Il était l’une des personnalités politiques les plus populaires d’Allemagne. Mais aussi l’une des plus contestées. C’était le 31 octobre 2009 et l’une de ses dernières apparitions en public. Helmut Kohl, alors âgé de 79 ans, prend la parole – en fauteuil roulant – devant le public du Friedrichstadt-Palast, un théâtre de Berlin où la CDU fête alors les pères de la chute du Mur. Au premier rang, près d’Angela Merkel qu’il évite visiblement, Helmut Kohl côtoie Mikhaïl Gorbatchev (alors âgé de 78 ans), et George Bush père (85 ans). Le public – 1800 invités triés sur le volet – ovationne les trois vieillards qui ont mis fin à la Guerre froide. Les quelques mots prononcés par l’ancien chancelier diminué par un accident cérébral survenu à la suite d’une chute en 2008, visiblement ému, sont à peine audibles.

Panthéon germanique

Helmut Kohl est depuis longtemps entré pour les Allemands au Panthéon germanique. Des années après sa retraite en 1998, il est resté l’une des personnalités de l’histoire allemande les plus populaires auprès de Konrad Adenauer et Willy Brandt ou de Goethe et Schiller.

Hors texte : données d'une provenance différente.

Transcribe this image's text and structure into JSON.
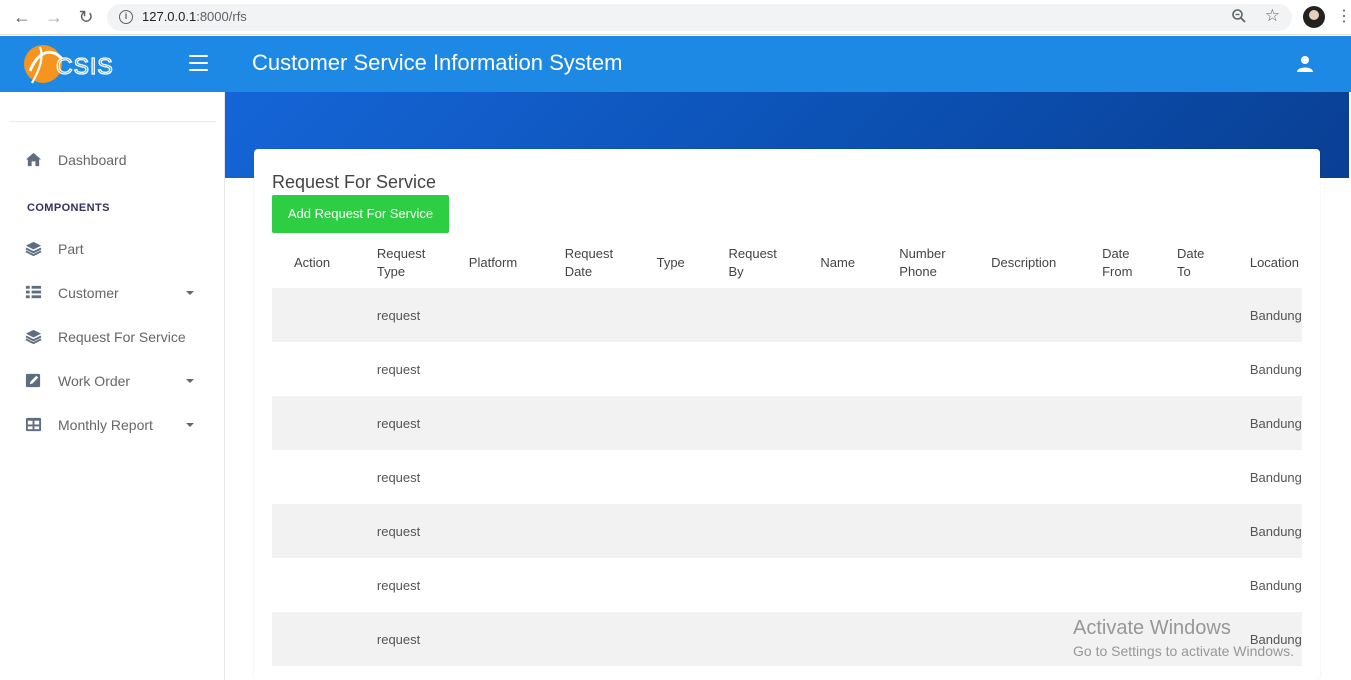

Il vivait cloîtré depuis des années dans sa villa de Ludwigshafen dans le sud-ouest de l’Allemagne. C’est là, dans un bloc de béton blanc de 10 pièces, sans charme et communément appelé le «bunker» qu’il vivait retranché du monde et de la politique. La grille, infranchissable, est ornée d’un «H. Kohl» en lettres géantes.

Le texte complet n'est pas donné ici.